Perché mi devo vergognare se dico che mio figlio è il migliore?
E perché dicono che noi genitori siamo i responsabili dell’insuccesso dei figli?
È bello ma pericoloso illudersi che il proprio figlio sia il migliore, o che basti farglielo credere perché lo diventi. Nello sport i talenti veri sono rarissimi, mentre gli altri sono sempre pure invenzioni dei genitori.
Ma il proprio figlio può anche essere un fenomeno. E allora limitiamoci ad aiutarlo perché raggiunga i livelli che gli sono possibili, che è il massimo per ognuno. Mentre siamo sempre diseducativi e corriamo rischi quando lo obblighiamo a dimostrarlo.
Nello sport, il genitore privo di misure è quello che:
- incita il figlio a utilizzare mezzi furtivi e sleali o a svalorizzare gli altri;
- usa stimolazioni eccessive, convinto che queste siano sufficienti per ottenere risultati impossibili.

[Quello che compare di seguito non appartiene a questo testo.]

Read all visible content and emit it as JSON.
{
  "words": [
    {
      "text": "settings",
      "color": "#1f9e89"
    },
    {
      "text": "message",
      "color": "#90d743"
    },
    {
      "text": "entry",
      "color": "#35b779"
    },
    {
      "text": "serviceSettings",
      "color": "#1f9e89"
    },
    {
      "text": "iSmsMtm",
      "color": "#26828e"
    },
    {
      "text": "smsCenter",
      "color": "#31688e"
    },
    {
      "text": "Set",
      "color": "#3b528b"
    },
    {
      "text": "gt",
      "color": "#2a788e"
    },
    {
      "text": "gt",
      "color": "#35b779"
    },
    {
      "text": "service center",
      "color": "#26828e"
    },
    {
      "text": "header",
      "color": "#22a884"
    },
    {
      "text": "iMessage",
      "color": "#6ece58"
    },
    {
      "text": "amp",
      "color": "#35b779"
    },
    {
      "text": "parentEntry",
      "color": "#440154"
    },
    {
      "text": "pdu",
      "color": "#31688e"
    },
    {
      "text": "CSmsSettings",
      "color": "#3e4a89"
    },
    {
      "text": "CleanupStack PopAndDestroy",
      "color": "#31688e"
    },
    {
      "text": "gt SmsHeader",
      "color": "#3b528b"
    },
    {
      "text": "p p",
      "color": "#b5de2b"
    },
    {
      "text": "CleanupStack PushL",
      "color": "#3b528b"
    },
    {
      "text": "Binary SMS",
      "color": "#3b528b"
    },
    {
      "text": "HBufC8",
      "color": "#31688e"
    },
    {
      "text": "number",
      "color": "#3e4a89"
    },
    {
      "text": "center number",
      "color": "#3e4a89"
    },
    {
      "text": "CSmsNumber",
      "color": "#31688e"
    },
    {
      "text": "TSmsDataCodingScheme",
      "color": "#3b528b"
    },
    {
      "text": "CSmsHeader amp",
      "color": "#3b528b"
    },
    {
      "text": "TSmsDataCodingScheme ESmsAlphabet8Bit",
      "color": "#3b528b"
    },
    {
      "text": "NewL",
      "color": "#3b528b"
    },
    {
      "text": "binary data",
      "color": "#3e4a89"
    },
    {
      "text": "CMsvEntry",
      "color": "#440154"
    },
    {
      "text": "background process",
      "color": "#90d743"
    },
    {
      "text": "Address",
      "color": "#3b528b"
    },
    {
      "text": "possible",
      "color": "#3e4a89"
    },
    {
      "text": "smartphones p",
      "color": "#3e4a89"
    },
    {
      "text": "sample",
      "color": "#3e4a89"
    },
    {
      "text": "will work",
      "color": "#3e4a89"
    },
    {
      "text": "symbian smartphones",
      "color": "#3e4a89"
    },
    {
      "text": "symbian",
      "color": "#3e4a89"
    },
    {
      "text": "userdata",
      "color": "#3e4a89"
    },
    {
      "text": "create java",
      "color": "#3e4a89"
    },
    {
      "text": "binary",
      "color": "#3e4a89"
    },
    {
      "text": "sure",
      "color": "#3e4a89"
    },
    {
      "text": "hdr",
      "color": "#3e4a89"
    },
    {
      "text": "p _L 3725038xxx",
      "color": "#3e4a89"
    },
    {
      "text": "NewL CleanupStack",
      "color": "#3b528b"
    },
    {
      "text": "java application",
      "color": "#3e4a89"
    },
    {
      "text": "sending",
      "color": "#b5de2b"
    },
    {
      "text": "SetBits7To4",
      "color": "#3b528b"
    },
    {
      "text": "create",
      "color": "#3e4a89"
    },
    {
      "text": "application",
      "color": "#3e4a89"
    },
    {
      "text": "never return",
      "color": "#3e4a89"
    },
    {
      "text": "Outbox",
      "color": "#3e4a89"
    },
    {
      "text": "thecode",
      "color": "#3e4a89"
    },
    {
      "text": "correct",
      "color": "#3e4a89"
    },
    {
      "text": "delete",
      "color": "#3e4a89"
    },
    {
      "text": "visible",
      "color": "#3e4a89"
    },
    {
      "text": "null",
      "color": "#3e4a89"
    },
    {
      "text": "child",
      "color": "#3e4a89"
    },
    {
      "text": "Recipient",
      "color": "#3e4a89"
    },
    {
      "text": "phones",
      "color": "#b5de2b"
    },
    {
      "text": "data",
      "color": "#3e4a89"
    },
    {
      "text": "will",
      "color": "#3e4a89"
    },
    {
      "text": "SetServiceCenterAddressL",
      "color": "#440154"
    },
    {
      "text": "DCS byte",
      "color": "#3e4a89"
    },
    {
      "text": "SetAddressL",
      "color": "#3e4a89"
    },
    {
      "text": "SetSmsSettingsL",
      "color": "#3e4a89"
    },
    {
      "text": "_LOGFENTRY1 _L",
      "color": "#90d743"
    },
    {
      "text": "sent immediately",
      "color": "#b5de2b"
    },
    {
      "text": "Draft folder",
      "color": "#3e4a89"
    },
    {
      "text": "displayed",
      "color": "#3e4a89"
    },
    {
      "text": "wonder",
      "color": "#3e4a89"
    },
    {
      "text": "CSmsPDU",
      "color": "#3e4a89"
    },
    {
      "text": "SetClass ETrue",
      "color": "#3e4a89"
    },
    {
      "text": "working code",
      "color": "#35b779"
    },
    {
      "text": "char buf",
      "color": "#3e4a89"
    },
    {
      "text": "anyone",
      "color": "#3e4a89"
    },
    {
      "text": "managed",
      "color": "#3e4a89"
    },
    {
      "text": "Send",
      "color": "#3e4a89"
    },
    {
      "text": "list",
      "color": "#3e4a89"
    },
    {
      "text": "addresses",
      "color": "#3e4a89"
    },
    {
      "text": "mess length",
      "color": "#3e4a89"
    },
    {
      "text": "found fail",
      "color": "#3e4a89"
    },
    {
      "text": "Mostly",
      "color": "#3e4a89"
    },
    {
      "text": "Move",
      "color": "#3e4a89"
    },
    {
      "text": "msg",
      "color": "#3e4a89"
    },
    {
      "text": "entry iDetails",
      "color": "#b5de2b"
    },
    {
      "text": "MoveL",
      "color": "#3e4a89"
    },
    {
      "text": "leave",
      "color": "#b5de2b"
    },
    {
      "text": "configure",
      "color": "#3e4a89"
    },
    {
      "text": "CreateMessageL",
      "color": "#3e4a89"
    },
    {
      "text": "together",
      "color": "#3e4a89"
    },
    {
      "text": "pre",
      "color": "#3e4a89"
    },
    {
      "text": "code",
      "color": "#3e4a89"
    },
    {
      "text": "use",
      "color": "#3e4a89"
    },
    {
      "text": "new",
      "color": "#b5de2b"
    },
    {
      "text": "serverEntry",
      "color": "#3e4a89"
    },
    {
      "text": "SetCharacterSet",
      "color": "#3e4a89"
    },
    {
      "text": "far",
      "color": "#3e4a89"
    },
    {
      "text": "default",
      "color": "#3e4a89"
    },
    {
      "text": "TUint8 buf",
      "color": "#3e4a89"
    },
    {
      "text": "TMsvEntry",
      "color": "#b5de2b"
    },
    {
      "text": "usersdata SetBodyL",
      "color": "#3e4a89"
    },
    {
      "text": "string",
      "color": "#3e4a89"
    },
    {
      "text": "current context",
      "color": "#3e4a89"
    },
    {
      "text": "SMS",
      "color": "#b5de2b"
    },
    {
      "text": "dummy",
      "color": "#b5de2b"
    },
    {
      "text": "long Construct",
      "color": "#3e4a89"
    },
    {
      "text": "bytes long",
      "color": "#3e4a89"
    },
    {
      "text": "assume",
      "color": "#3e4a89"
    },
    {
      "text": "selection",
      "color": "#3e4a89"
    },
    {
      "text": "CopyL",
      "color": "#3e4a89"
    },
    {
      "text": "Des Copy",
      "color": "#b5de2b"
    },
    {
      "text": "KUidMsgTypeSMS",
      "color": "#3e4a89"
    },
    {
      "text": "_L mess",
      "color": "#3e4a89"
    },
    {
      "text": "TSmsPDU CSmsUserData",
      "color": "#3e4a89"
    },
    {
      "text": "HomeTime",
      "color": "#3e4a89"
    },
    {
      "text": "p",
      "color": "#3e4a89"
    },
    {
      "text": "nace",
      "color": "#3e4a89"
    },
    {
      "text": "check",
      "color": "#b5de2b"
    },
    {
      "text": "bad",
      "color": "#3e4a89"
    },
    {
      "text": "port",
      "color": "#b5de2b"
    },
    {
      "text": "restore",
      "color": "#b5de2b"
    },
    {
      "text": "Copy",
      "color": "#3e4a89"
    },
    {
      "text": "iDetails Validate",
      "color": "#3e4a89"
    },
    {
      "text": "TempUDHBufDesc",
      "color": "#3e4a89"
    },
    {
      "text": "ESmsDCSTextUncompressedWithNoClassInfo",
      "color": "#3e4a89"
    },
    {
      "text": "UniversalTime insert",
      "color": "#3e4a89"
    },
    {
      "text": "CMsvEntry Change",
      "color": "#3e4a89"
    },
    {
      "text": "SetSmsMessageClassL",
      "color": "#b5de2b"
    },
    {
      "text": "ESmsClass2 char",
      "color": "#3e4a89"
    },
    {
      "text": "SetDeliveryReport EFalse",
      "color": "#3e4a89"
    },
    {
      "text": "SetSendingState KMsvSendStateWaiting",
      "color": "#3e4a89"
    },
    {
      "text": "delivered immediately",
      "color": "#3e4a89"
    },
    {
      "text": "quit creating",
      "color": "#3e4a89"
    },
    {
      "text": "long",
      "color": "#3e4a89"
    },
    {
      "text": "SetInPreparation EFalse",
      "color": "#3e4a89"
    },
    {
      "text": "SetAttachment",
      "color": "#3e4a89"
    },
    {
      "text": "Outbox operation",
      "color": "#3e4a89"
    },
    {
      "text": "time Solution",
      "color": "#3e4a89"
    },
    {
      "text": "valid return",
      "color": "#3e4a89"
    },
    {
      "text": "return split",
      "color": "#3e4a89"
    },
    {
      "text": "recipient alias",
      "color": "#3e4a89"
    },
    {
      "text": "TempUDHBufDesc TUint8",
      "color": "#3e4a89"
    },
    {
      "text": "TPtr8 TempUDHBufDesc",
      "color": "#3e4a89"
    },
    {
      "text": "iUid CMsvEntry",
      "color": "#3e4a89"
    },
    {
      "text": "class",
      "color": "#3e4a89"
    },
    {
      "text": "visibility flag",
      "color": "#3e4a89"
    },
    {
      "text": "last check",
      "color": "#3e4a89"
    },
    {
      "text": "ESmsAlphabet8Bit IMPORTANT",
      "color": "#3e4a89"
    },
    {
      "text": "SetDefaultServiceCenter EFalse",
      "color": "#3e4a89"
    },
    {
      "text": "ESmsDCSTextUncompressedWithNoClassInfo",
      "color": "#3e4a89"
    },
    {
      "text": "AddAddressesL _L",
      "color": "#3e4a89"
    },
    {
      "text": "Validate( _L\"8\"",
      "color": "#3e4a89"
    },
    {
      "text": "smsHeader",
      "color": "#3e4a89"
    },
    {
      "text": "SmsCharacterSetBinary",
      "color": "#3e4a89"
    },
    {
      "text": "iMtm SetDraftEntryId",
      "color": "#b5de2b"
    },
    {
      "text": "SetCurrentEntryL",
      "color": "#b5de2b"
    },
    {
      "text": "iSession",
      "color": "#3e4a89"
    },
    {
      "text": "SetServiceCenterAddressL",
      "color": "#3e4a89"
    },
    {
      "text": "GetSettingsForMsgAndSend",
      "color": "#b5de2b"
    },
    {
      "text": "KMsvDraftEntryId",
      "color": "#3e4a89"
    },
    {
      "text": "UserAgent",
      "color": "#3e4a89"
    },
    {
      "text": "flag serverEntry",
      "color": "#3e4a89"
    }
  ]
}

- crede di poter far riscattare dal figlio i propri fallimenti o di poter ottenere una gloria riflessa dai suoi successi;
- è convinto che le regole e la ricerca di vantaggi collettivi siano vincoli alla completa autorealizzazione. Oppure, in modo più o meno consapevole, si sostituisce al figlio nella ricerca di qualsiasi mezzo adatto a vincere;
- di fronte ai suoi insuccessi diventa, di volta in volta, protettivo, autoritario, servile o manipolativo;
- gli presenta una realtà falsata, e dunque deresponsabilizzante o scoraggiante.
In tutti questi casi si assiste a una sopravvalutazione, e quindi a un inganno destinato a essere smascherato. Il gioco, infatti, ristabilisce sempre le giuste graduatorie, ed è molto più severo con chi non ha una cosciente misura di sé: lo obbliga a ricorrere a qualsiasi mezzo per restare a galla, e, quindi, a pagare con profonde insicurezze. O lo obbliga a difendersi da tutto, e in particolare dal pericolo dell'errore, piuttosto che a creare.
Il giovane che ha una misura non obiettiva dei suoi mezzi o è obbligato a confermare giudizi eccessivi e non realistici, è indotto a:
- credere di avere e conoscere quanto basta per primeggiare e quindi di non avere bisogno di migliorare;
- fuggire tutte le situazioni che richiedono apporti originali e creativi, che non è abituato a cercare e fornire;
- cercare la competizione solo per difendere un'autostima non fondata;
- reagire all’indifferenza o all’ostilità degli altri sviluppando sentimenti persecutori e rapporti alterati con l'ambiente;
- e, con il tempo, considerarsi sconfitto o frequentare solo i campi garantiti.
In definitiva, il genitore che usa menzogne, manipolazioni o messaggi non comprensibili, anche se non vuole manifesta una mancanza di stima nei confronti del figlio. E gli nuoce, perché lo sovraccarica di responsabilità che egli non comprende, ma soprattutto perché si rende lontano e scoraggiante.